The defendant did not dispute that he had not completed treatment and it was taken as an undisputed fact. The defendant‘s objections at the probation hearing were strictly related to the violation of his right to confront and cross examine his probation officer. The district court found the evidence of violation sufficient for the revocation of defendant‘s probation. The defendant filed an appeal arguing a violation of due process and his right to confrontation of witnesses.
The Court cited the U.S. Supreme Court Morrissey v. Brewer for the proposition that probation revocation hearings are rather informal depriving a defendant not of an absolute liberty but only a conditional liberty under the terms of probation. Because revocation of probation addresses on conditional liberties, the Court reasoned that the full spectrum of criminal trial rights do not apply.
Under Morrissey, live testimony of probation officers is not always required. Instead, the court may rely on a variety of hearsay evidence such as affidavits, depositions, and documentary evidence.
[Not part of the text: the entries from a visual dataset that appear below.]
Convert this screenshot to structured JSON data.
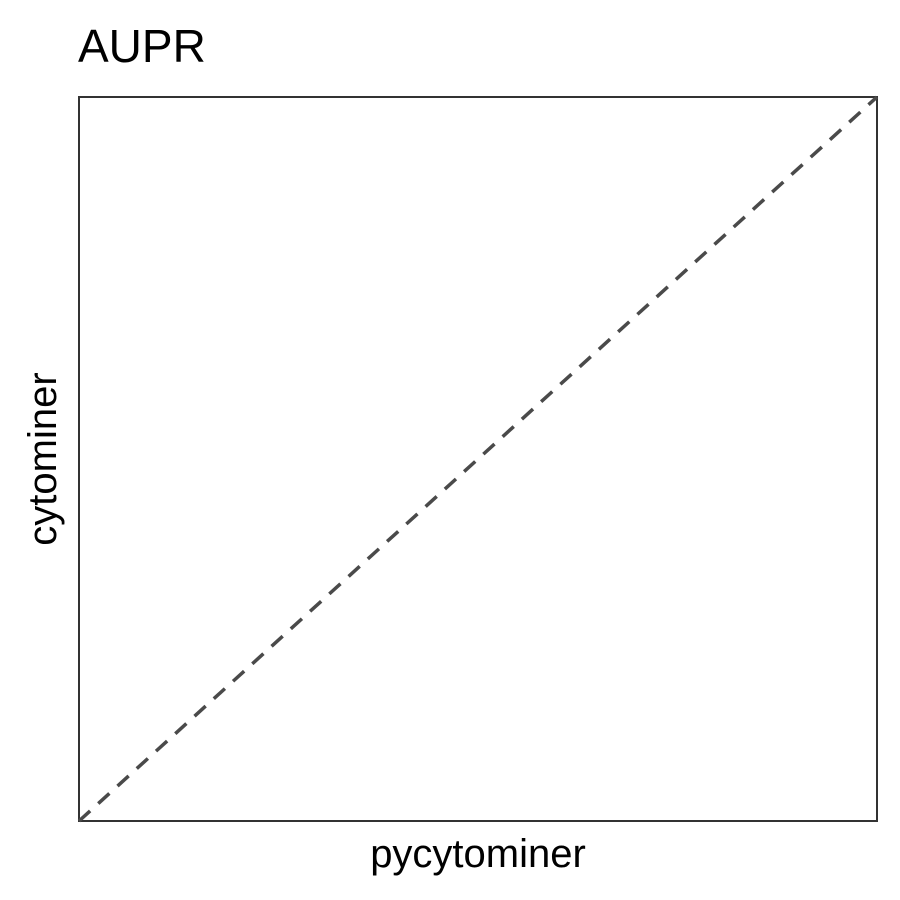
{
  "chart_data": {
    "type": "scatter",
    "title": "AUPR",
    "xlabel": "pycytominer",
    "ylabel": "cytominer",
    "xlim": [
      0,
      1
    ],
    "ylim": [
      0,
      1
    ],
    "grid": false,
    "series": [],
    "reference_line": {
      "x": [
        0,
        1
      ],
      "y": [
        0,
        1
      ],
      "style": "dashed",
      "color": "#4a4a4a"
    },
    "frame_color": "#333333"
  }
}
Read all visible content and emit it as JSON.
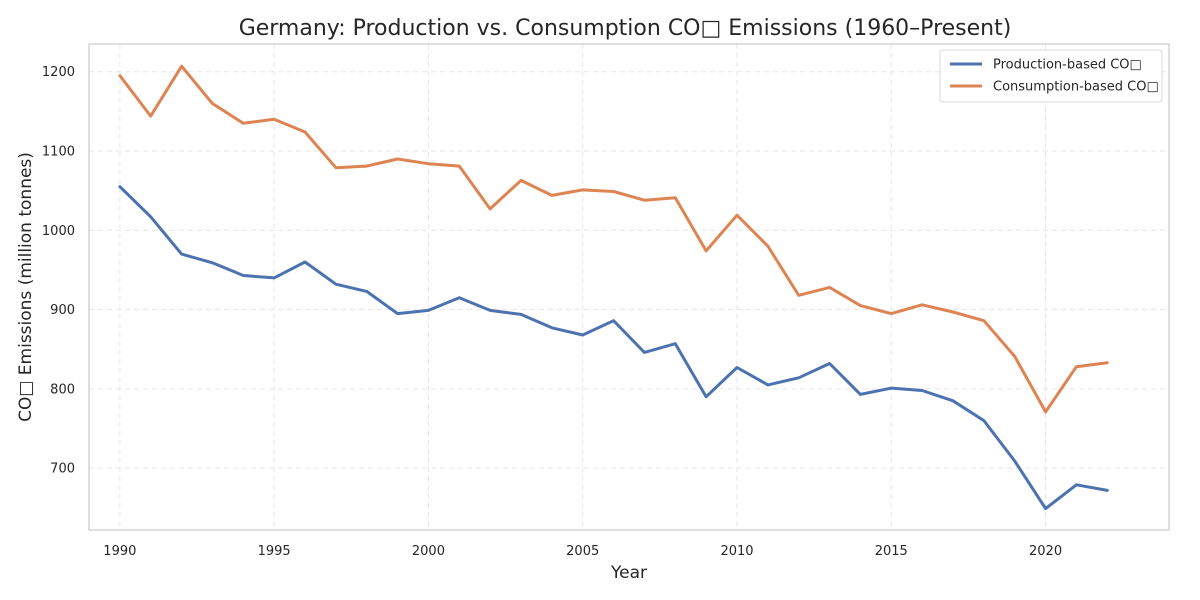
{
  "chart_data": {
    "type": "line",
    "title": "Germany: Production vs. Consumption CO□ Emissions (1960–Present)",
    "xlabel": "Year",
    "ylabel": "CO□ Emissions (million tonnes)",
    "xlim": [
      1989,
      2024
    ],
    "ylim": [
      622,
      1235
    ],
    "xticks": [
      1990,
      1995,
      2000,
      2005,
      2010,
      2015,
      2020
    ],
    "yticks": [
      700,
      800,
      900,
      1000,
      1100,
      1200
    ],
    "grid": true,
    "legend_position": "top-right",
    "x": [
      1990,
      1991,
      1992,
      1993,
      1994,
      1995,
      1996,
      1997,
      1998,
      1999,
      2000,
      2001,
      2002,
      2003,
      2004,
      2005,
      2006,
      2007,
      2008,
      2009,
      2010,
      2011,
      2012,
      2013,
      2014,
      2015,
      2016,
      2017,
      2018,
      2019,
      2020,
      2021,
      2022
    ],
    "series": [
      {
        "name": "Production-based CO□",
        "color": "#4c72b0",
        "values": [
          1055,
          1017,
          970,
          959,
          943,
          940,
          960,
          932,
          923,
          895,
          899,
          915,
          899,
          894,
          877,
          868,
          886,
          846,
          857,
          790,
          827,
          805,
          814,
          832,
          793,
          801,
          798,
          785,
          760,
          709,
          649,
          679,
          672
        ]
      },
      {
        "name": "Consumption-based CO□",
        "color": "#dd8452",
        "values": [
          1195,
          1144,
          1207,
          1160,
          1135,
          1140,
          1124,
          1079,
          1081,
          1090,
          1084,
          1081,
          1027,
          1063,
          1044,
          1051,
          1049,
          1038,
          1041,
          974,
          1019,
          980,
          918,
          928,
          905,
          895,
          906,
          897,
          886,
          841,
          771,
          828,
          833
        ]
      }
    ]
  }
}
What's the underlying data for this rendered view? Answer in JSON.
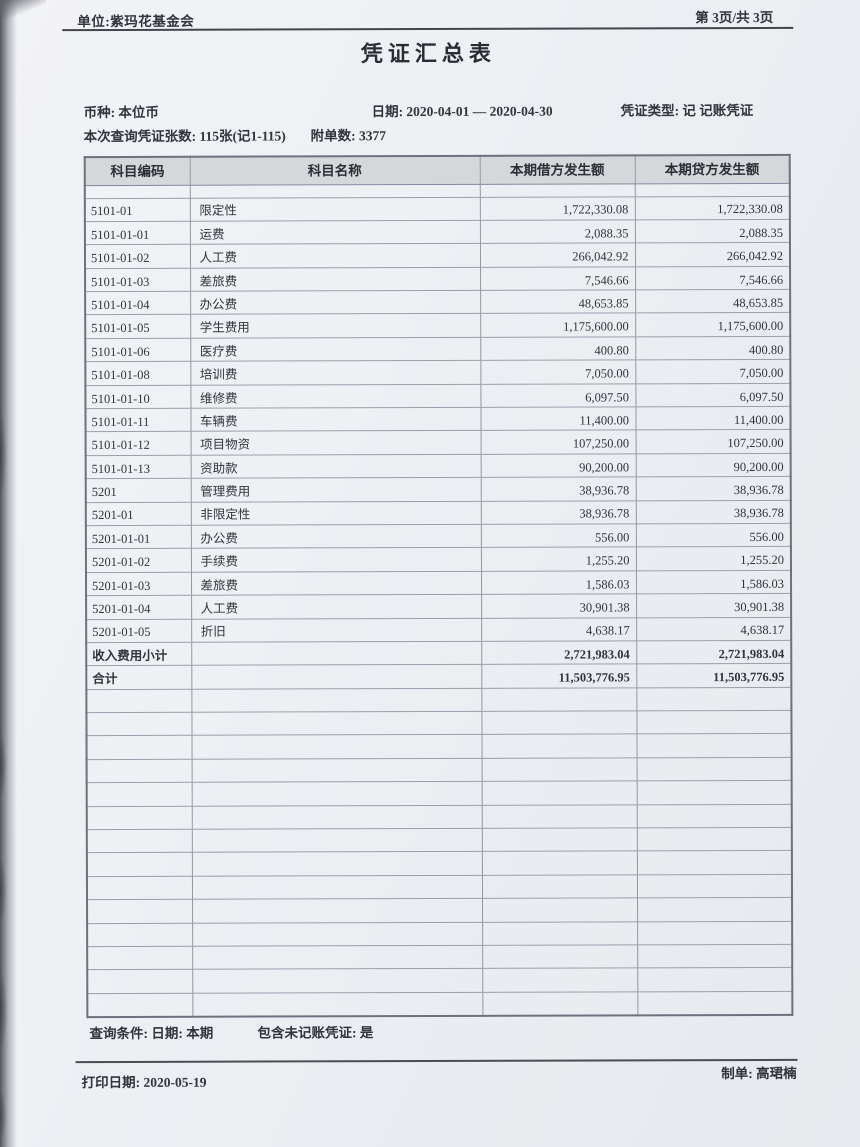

The Court stated further that it had no intention of preventing the State “from developing other creative solutions” suggesting ever greater latitude for courts and prosecutors in probation violation settings.
In short, the Court in Guthrie found that the live testimony of the defendant‘s probation officer was not necessary. The Court also emphasized that whether or not defendant completed treatment was a simple factual determination not susceptible to subjective interpretation. The failure of the defendant to offer any rebuttal evidence to suggest otherwise weighed heavily on the Court‘s ruling. The Court suggested that due process and the right to confrontation might require live testimony where the violation of probation was in dispute and/or relied on more subjective criteria.
The specific findings of the case are not so troubling as the broad parameters the Court set forth for probation violations. As it stands, the due process and confrontation rights of probationers are tenuous at best. After all, a sliding scale of justice with creative prosecution is not where a defendant would like to be.